Proprio la cessione del Giornale fondato nel 1974 da Indro Montanelli è stata l’ultima e forse più dolorosa operazione dell’ormai compianto Cavaliere. Che aveva soccorso Montanelli come editore in un momento di grandissima difficoltà, quando il Giornale nato da una clamorosa scissione del Corriere della Sera rischiava di chiudere e Berlusconi si disse orgoglioso e onorato di dargli una mano. Gli scrisse anche una lettera – poi venuta fuori al momento della rottura, nel 1994 – per assicurargli che il “padrone” del quotidiano sarebbe rimasto quello che lo aveva fondato. Lui, l’editore, avrebbe solo rimesso i soldi, e quanti.

A dividere la coppia fu la politica, quella passionaccia dalla quale Berlusconi si sarebbe lasciato conquistare un po’ per interesse, volendo mettere le sue aziende al riparo dalle rappresaglie di chi le riteneva procurate al Cavaliere dal Caf inteso come acronimo di Craxi, Andreotti e Forlani, ma un po’ davvero per amore verso l’Italia. Che non fu solo una trovata propagandistica nel messaggio letto nella sua villa di Arcore davanti ad una telecamera che solo lui aveva potuto foderare di una calza per migliorarne il rendimento cromatico.

La sua discesa in politica, a dire il vero, non fu tra le più lineari, circondato del resto da amici e familiari che gli sconsigliavano la politica conoscendone la imprevedibilità e spietatezza. All’inizio sembrò interessato più a favorire altri nell’azione di contrasto ai comunisti sopravvissuti alla caduta del muro di Berlino che ad esporsi in prima persona. Fu davvero a un passo dall’intesa con Mariotto Segni, che Umberto Bossi invece mandò a quel paese come un antesignano di Beppe Grillo ordinando a Bobo Maroni di togliersi dalla traiettoria della sua pur metaforica pistola. Fu proprio Bossi a convincere Berlusconi di candidarsi lui direttamente a Palazzo Chigi, salvo metterlo in croce in campagna elettorale e a rovesciarlo in pochi mesi, dopo averlo subito alla presidenza del Consiglio. Uno scenario, francamente, più da far west che da politica sofisticata. Eppure Berlusconi non si sarebbe lasciato vincere dallo sconforto. Ricominciò a tessere la tela strappata dal capo leghista, a ricostituire il centrodestra e a riportarlo al governo facendo letteralmente impazzire una sinistra che riteneva di avere preparato ben bene la conquista non del governo soltanto ma dello Stato dopo avere decapitato la cosiddetta e odiata prima Repubblica. Achille Occhetto, Massimo D’Alema e compagni non avevano previsto di dover fare i conti con lui, che un giorno sì e l’altro pure li faceva tremare col fantasma di Craxi, anche dopo la sua morte.

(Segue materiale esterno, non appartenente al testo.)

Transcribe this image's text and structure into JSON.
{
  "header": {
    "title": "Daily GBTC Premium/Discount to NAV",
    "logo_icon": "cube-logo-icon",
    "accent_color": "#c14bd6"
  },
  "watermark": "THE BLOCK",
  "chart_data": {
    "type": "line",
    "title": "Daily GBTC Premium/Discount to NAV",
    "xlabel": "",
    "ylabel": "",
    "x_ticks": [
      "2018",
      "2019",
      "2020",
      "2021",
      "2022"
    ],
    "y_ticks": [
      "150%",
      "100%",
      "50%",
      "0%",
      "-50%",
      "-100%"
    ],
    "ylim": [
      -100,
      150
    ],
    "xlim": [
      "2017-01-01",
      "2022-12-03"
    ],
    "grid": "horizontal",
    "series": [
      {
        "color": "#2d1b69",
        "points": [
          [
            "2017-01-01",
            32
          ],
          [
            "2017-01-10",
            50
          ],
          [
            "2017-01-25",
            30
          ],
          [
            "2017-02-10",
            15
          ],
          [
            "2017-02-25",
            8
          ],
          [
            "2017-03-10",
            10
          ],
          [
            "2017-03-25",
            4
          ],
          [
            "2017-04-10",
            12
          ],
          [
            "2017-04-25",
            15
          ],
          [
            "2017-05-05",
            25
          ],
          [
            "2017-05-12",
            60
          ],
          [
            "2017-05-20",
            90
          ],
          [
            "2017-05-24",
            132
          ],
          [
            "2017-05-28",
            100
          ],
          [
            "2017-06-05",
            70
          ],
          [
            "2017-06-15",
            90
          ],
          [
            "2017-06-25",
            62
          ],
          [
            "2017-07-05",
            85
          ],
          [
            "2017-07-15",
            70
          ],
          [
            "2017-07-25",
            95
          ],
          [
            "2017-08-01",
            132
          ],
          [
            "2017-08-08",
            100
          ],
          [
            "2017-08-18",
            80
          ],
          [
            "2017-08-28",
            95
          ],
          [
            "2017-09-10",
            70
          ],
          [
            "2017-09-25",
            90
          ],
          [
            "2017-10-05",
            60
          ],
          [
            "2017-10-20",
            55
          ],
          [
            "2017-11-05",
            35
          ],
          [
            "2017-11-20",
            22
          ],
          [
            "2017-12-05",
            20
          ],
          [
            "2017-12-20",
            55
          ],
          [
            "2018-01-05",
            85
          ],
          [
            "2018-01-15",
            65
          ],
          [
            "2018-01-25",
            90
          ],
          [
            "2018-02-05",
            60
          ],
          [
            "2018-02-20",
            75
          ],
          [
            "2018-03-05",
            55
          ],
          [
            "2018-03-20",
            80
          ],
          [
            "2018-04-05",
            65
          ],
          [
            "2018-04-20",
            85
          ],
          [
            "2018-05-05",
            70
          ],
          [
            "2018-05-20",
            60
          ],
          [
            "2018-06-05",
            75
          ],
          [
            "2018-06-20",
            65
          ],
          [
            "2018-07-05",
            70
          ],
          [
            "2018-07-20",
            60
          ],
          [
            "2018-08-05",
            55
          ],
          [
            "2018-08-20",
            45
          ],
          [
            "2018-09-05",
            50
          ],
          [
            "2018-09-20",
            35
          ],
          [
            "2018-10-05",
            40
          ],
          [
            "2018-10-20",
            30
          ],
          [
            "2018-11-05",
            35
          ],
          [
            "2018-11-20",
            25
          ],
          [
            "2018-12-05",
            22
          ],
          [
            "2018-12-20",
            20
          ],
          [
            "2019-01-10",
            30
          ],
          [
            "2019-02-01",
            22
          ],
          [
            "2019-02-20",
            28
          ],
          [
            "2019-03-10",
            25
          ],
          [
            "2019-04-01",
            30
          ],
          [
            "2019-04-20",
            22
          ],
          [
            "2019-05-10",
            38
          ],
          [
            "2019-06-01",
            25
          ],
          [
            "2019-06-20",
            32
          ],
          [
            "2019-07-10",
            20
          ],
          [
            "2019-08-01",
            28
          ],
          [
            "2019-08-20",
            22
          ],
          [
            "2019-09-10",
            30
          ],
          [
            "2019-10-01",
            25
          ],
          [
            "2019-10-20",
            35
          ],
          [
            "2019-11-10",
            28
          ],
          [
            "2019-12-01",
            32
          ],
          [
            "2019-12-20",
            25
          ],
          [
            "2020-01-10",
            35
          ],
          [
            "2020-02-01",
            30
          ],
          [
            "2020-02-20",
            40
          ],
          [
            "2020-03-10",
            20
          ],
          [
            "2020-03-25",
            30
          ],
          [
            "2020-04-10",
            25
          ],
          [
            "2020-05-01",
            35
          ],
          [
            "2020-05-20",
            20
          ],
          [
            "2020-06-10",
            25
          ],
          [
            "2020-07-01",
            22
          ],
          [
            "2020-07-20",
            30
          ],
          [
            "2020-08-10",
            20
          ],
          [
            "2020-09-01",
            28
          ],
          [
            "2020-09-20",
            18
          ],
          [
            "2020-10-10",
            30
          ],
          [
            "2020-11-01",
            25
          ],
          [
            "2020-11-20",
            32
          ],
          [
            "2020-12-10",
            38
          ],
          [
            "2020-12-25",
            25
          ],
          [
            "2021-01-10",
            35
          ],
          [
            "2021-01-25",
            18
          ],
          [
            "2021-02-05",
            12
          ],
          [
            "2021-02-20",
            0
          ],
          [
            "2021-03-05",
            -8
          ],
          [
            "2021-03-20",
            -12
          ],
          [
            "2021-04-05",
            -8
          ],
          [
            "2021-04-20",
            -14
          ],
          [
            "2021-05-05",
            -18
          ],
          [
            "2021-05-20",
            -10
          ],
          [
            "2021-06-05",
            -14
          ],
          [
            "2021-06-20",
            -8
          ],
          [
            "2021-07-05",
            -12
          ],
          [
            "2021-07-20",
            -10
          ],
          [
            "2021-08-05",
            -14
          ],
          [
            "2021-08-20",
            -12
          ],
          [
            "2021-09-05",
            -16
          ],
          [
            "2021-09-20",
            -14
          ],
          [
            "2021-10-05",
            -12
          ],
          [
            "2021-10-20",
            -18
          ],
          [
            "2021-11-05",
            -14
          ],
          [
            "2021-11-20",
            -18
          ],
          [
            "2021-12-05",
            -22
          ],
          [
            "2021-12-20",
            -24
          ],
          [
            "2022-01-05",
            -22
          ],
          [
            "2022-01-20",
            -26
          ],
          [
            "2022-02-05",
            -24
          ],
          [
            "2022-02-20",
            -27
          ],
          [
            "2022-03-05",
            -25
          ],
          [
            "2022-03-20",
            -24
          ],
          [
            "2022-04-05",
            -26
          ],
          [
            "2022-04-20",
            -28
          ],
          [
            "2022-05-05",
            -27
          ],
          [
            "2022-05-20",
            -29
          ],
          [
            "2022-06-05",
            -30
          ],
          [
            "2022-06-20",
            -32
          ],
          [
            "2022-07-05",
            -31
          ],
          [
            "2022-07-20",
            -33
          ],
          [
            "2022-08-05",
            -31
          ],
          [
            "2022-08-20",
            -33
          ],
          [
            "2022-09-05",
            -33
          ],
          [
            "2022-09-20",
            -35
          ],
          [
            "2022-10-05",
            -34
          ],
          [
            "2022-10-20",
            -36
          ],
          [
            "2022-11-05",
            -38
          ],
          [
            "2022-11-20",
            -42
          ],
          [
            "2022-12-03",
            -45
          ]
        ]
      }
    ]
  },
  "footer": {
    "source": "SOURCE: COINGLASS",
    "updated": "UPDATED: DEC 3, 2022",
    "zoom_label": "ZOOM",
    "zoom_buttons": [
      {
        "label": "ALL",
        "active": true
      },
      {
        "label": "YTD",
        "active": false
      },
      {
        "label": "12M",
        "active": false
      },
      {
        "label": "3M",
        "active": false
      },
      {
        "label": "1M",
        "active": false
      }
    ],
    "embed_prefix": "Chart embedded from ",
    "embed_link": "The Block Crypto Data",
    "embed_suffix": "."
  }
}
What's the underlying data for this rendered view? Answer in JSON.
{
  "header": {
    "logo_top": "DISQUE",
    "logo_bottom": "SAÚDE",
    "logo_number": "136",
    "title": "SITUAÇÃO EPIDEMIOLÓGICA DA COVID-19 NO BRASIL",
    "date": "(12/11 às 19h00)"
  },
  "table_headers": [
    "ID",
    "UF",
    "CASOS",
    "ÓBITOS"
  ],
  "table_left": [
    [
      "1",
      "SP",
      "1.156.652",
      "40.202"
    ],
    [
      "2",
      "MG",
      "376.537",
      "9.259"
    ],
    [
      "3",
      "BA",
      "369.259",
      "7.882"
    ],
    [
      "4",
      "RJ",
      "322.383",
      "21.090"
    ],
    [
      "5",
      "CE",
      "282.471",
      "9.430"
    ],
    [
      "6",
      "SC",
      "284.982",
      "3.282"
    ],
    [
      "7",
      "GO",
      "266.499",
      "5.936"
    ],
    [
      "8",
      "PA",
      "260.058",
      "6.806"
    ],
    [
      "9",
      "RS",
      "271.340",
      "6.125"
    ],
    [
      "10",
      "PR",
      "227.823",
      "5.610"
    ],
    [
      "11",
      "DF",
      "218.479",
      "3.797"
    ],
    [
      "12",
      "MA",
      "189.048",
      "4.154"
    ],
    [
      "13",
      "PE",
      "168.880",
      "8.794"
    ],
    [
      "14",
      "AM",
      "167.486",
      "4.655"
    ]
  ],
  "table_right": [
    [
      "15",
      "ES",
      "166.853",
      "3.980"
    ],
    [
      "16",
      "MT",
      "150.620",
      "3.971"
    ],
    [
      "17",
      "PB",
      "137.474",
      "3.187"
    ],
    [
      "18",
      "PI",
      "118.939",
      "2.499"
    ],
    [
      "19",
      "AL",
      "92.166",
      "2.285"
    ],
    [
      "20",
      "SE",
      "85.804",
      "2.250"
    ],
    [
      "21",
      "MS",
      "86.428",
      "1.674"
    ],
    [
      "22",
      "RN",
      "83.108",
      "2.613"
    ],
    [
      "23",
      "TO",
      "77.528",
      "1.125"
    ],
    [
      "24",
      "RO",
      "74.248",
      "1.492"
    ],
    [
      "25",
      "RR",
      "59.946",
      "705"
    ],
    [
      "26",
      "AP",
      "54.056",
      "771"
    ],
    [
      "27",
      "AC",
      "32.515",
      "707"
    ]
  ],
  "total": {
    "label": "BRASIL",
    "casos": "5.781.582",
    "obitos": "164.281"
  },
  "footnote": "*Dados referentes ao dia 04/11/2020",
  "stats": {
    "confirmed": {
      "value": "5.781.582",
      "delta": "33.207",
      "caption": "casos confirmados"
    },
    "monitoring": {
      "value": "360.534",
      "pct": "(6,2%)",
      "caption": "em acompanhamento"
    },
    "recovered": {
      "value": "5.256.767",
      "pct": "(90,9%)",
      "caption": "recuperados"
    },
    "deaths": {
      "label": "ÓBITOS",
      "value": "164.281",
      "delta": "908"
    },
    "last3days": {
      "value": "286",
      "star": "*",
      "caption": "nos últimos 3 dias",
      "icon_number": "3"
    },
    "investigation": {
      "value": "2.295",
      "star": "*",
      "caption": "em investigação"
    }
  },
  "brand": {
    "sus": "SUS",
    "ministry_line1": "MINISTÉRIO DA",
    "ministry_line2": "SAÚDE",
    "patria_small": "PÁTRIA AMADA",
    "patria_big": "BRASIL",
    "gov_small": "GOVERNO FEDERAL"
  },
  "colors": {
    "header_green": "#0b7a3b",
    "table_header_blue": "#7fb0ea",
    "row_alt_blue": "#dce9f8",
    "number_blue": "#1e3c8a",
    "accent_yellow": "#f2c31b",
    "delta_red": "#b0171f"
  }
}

Il centrodestra sottovalutato e deriso dagli avversari, con Berlusconi trascinato in tribunale addirittura per prostituzione minorile, da cui sarebbe stato assolto senza per questo chiudere i processi a grappolo partoriti dalla fertile immaginazione delle Procure, si è sviluppato, ha avuto una sua evoluzione radicale su cui prima o dopo professori e simili dovranno pure riflettere. Berlusconi ha perduto progressivamente centralità, pur sbandierata in pubblico a dispetto di risultati elettorali sempre più modesti, ma è riuscito a lasciare al Paese una destra di cui la sinistra non riuscirà facilmente a liberarsi. Una destra che forse riuscirà a cambiare l’anno prossimo gli abituali equilibri politici anche dell’Unione Europea.

Ora si aprirà davvero il problema della successione a Berlusconi, non credo proprio destinata a seguire criteri familistici perché senza di lui tutto è destinato a cambiare da quelle parti. La sua è stata davvero un’avventura personale, personalissima, direi inimitabile.